Enzyme ups and downs. Immunohistochemical staining shows that the matrix metalloprotease MMP-9 is rapidly upregulated within dorsal root ganglion (DRG) neurons of rats with spinal nerve damage (SNL, 1d), but not in naive or sham animals. MMP-2 is upregulated later in glial cells within the DRG of rats with spinal nerve damage (SNL, 10d). Courtesy Ru-Rong Ji.

Previous studies have indicated that inflammation induced by nerve injury plays a central role in pain pathogenesis, and MMPs are inflammatory mediators widely implicated in neuroinflammation and degeneration. “If MMPs are important in degenerative diseases, then they might also be involved in pain associated with nerve damage,” said Ru-Rong Ji, HMS associate professor of neurobiology at Brigham and Women’s Hospital.

Neuropathic pain is primarily managed with general analgesics such as morphine. But these only block pain temporarily since they fail to tackle the underlying pathology, which remains poorly understood.

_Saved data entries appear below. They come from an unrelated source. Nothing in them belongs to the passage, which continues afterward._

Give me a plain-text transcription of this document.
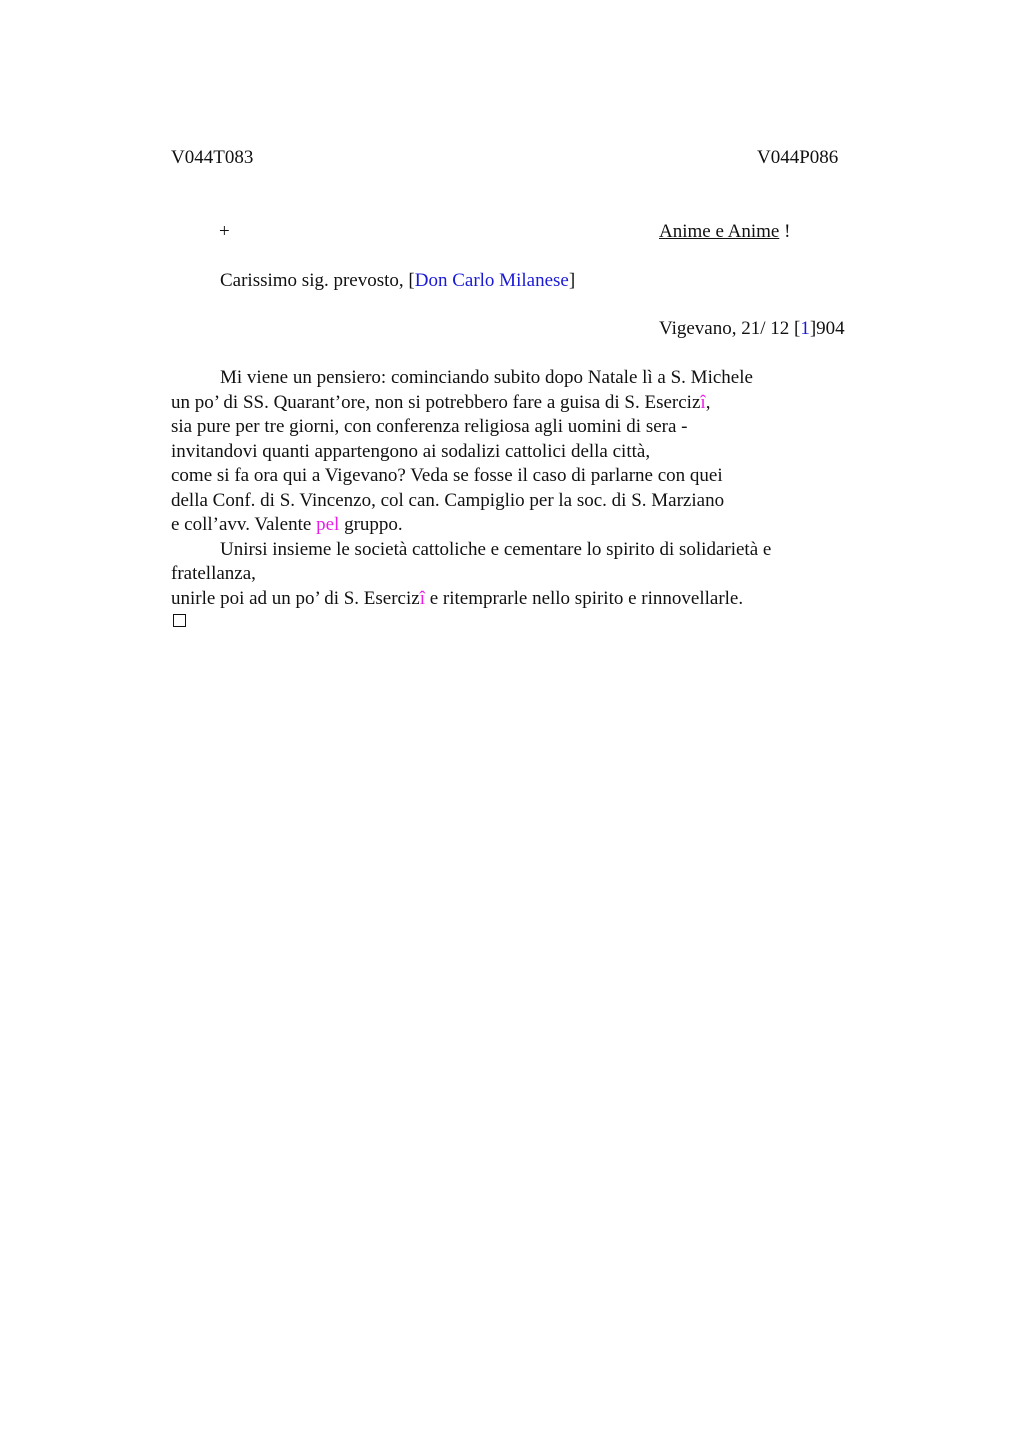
V044T083	V044P086
+	Anime e Anime !
Carissimo sig. prevosto, [Don Carlo Milanese]
Vigevano, 21/ 12 [1]904
Mi viene un pensiero: cominciando subito dopo Natale lì a S. Michele
un po’ di SS. Quarant’ore, non si potrebbero fare a guisa di S. Esercizî,
sia pure per tre giorni, con conferenza religiosa agli uomini di sera -
invitandovi quanti appartengono ai sodalizi cattolici della città,
come si fa ora qui a Vigevano? Veda se fosse il caso di parlarne con quei
della Conf. di S. Vincenzo, col can. Campiglio per la soc. di S. Marziano
e coll’avv. Valente pel gruppo.
Unirsi insieme le società cattoliche e cementare lo spirito di solidarietà e
fratellanza,
unirle poi ad un po’ di S. Esercizî e ritemprarle nello spirito e rinnovellarle.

To address this, Ji and colleagues conducted a comprehensive series of experiments looking at the involvement of two major MMPs—MMP-9 and MMP-2—in neuropathic pain. They began by harvesting tissue from the dorsal root ganglia of rats at various time points after inducing pain symptoms via spinal nerve damage and measuring MMP activity and localization.

Using a variety of analytical tools, the team was able to show that there was a time course difference between MMP-9 and MMP-2 as well as a localization difference. MMP-9 was expressed early and transiently within sensory neurons; MMP-2 was expressed later on in surrounding glial cells and had a far more persistent effect. “Based on this pattern, we hypothesized that MMP-9 would be critical for the induction phase,” said Ji, “and MMP2 would be critical for the maintenance phase of neuropathic pain.”

The team went on to explore the contributions of these MMPs to pain symptoms and to investigate possible underlying mechanisms. Using a multistrategy approach, Ji and his group demonstrated that MMP-9 acts as instigator, activating well-characterized downstream pain molecules such as IL-1 beta to cause rapid onset of pain symptoms. MMP-2 carries on what MMP-9 starts by taking over pain molecule activation and promoting the persistence of pain symptoms.

“Different phases of neuropathic pain were not clearly defined before. The traditional drugs blocked all neurotransmission so it didn’t matter if there were different phases,” said Ji. “We have not only identified MMPs as new players in neuropathic pain development and maintenance, but also that inhibition of MMP-9 and MMP-2 is highly effective in attenuating neuropathic pain. We could have new targets for treatment.”